First, we found that the strict requirements of the Health and Care Worker visa, which most care workers to date have come on, are incompatible with the needs of care sector employers. This visa category requires a worker to have a contract guaranteeing full hours and a fixed salary. Yet as the sector has shifted away from residential care and towards domiciliary care in recent years, such contracts are becoming harder to get. Domiciliary care workers are increasingly expected to work flexible hours, accept zero-hours contracts, and drive their own car.
Our analysis of vacancies in the adult care sector found that more than half of direct care roles are now in domiciliary care. Data from Skills for Care finds that more than one third (34%) of workers in domiciliary care contexts are on zero-hours contracts. The Health and Care Worker visa isn’t up to date with how the care sector works, and that has made the rematching hubs all but non-functional. While the government has now closed the visa scheme to new care worker applicants overseas, this makes no difference to those already in the UK.
It’s an own goal that will ultimately result in aging British citizens going uncared for, and unemployed carers falling into poverty
Added to that, employers must have a licence to sponsor migrant workers. This can cost a small business up to £1,867, a figure which is set to rise to £2,540 when the government implements its intention to raise the Immigration Skills Charge. For many care agencies already tightening their belts due to long-term funding pressures and recent tax increases, the funds simply aren’t there.
Sponsorship incurs high costs for workers, too. Already in debt, many jobseekers told us that additional visa fees to switch sponsors posed a challenge. Add the need to buy a car to that, and their situation feels hopeless.
A slim chance at a new job cannot be the only thing that this government has to offer people who followed all the rules and are offering a service this country desperately needs. And indeed, a £16m rematching scheme was not the only option available to ministers. A far cheaper, far more effective option would have been to grant them the basic freedom to take their labour to an employer that needs and values them.
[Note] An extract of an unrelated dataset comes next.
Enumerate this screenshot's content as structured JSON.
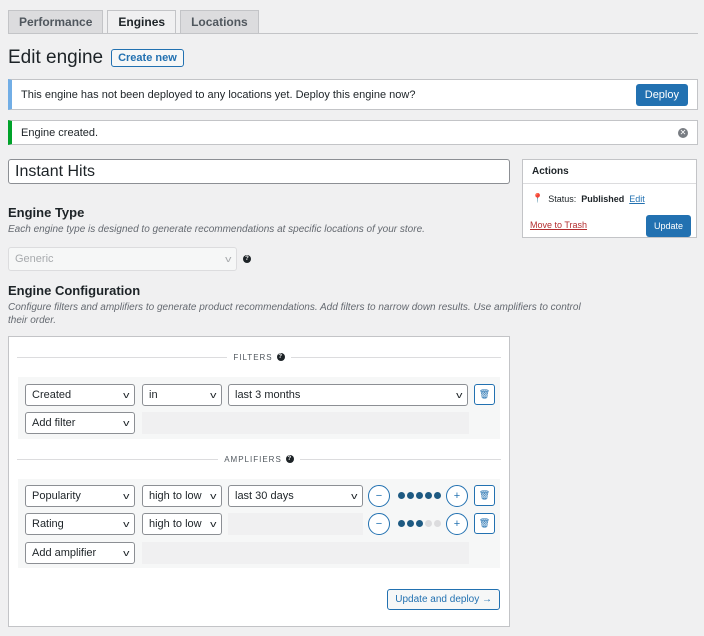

But instead of granting care workers the flexibility to solve their problems, the government has instead insisted on keeping their hands tied behind their backs – presumably in the name of being ‘tough on migration’. It’s an own goal that will ultimately result in aging British citizens going uncared for, and unemployed carers falling into poverty.
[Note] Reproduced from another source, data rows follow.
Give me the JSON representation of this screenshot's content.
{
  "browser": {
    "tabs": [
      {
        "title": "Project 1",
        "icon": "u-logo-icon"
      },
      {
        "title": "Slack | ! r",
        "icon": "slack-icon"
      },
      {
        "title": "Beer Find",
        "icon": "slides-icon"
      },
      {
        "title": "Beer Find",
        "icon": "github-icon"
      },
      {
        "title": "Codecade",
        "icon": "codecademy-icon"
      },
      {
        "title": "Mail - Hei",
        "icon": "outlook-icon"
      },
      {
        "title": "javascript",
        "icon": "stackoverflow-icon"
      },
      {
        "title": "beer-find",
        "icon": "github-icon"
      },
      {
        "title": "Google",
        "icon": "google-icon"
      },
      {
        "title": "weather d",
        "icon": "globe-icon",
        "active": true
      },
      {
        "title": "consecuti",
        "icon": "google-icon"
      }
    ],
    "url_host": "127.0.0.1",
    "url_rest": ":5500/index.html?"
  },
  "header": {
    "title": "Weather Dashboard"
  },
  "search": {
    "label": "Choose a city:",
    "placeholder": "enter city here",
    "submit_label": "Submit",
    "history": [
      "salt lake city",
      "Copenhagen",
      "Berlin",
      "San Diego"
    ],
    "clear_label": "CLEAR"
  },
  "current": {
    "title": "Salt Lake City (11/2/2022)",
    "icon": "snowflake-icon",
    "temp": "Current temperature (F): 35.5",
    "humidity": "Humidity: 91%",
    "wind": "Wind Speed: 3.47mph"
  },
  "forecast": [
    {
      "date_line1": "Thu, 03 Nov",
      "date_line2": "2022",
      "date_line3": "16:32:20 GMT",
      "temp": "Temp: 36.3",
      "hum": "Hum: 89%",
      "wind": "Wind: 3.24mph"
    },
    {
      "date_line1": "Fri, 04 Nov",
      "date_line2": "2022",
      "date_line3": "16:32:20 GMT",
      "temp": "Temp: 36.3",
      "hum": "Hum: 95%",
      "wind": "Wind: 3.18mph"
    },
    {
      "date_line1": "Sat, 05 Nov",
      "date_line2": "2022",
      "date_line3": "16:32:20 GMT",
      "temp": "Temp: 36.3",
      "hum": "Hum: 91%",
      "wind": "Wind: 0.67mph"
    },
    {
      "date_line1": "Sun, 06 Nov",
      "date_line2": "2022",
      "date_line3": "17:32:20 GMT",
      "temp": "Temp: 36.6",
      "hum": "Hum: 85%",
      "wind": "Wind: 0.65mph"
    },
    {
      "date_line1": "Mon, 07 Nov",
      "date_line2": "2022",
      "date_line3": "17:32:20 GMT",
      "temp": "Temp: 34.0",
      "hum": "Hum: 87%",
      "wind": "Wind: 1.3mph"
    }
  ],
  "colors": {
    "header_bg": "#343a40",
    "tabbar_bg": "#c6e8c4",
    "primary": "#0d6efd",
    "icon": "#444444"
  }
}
And now the bar is even higher
The government announced that it is closing the Health and Care worker visa to new overseas recruitment shortly after we completed our research. The existence of the rematching scheme was used as partial justification for this decision; Home Secretary Yvette Cooper has said struggling care agencies can fill their vacancies by recruiting from the pool of migrant care workers already in the UK. Job done.
And yet, even if the rematching scheme boasted a 100% success rate rather than its current 3.4%, it would still fill less than a third of the estimated social care vacancies in England. Skills for Care data placed the number of social care vacancies in England at 131,000 in England in 2023/24. The government's claim is blatantly false – a smoke and mirrors talking point rolled out to hide the government’s real ambition of bringing down net migration at all costs.
It’s not too late for ministers to relax the Health and Care Worker visa rules to allow carers to take up roles with any care sector employer, without the need for sponsorship. We know both employers and workers are crying out for this. But will ministers listen?
This is a summary of No match: Why funding rematching hubs for displaced migrant care workers is not enough to tackle exploitation by Andrei Savitski, Adis Sehic and Dr Dora-Olivia Vicol, published by Work Rights Centre, 2025.